February 23, 2012

(Denver) – Republicans killed a bill today that would have protected more Coloradans from radon gas hazards in their homes.

The House State, Veterans & Military Affairs Committee voted 5-4 on party lines to kill the bill. Rep. Larry Liston (R-Colorado Springs) indicated that the recovery of the housing market trumped Coloradans’ health.

HB12-1165, sponsored by Rep. Sue Schafer (D-Wheat Ridge), would have required that the seller of a home conduct a test for radon – testing kits are free in some areas or cost only about $10 in retail stores — and disclose the results of that test to a prospective buyer. The bill would not mandate who is responsible for remediation, or even whether remediation must take place.

Existing Colorado law requires the seller of a property to disclose environmental hazards, but only if this information is known. Most homes sold in the state are not screened for radon.

“We want homebuyers to know what they’re buying,” Rep. Schafer said. “After that, it’s up to buyers and sellers to come to terms.”

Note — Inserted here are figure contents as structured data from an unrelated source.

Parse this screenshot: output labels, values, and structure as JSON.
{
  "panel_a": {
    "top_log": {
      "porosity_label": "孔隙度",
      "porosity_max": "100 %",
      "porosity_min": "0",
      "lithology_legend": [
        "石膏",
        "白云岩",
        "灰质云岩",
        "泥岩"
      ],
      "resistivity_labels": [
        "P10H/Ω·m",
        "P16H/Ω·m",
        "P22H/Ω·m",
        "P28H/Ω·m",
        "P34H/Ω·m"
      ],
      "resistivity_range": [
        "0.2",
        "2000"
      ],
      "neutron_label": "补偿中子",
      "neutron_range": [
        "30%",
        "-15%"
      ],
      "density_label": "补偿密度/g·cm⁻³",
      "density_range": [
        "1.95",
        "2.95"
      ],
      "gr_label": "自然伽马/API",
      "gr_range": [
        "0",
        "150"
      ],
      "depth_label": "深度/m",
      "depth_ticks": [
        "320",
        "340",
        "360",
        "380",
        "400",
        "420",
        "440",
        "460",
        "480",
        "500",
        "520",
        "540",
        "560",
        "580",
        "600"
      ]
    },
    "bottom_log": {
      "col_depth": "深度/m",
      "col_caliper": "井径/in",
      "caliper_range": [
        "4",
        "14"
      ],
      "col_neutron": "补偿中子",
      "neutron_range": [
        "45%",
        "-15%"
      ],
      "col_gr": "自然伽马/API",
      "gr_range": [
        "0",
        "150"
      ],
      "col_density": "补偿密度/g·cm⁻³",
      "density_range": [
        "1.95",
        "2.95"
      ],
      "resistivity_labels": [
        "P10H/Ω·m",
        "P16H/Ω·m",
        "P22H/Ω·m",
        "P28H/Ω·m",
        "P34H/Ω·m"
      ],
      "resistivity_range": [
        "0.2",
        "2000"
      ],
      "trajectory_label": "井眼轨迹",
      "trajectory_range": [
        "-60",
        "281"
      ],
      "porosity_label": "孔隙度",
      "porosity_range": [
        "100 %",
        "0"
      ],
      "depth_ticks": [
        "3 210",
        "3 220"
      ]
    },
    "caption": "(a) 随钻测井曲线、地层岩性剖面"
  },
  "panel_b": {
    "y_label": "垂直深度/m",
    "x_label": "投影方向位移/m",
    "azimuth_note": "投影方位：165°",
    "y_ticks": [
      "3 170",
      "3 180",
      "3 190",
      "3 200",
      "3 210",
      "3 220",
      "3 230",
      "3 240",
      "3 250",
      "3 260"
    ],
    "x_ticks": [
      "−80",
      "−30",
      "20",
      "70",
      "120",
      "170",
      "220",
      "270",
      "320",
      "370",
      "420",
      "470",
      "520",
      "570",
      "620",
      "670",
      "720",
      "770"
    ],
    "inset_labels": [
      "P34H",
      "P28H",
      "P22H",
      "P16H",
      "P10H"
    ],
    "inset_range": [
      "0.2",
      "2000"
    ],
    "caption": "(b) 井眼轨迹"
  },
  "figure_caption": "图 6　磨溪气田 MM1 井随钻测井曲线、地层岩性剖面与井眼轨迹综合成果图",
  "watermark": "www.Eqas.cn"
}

Radon is a radioactive, cancer-causing gas occurring naturally from the decay of uranium in soil and bedrock across Colorado. It can collect in any enclosed space. Though radon can be found in all 64 Colorado counties, the state Department of Public Health and Environment estimates that only a third of homes have been tested.

The American Lung Association says radon is the No. 2 cause of lung cancer, and causes an estimated 500 Colorado lung cancer deaths annually. The ALA testified on behalf of the bill today, as did the Colorado Public Health Association, the state Association of Local Public Health Officials and the American Cancer Society.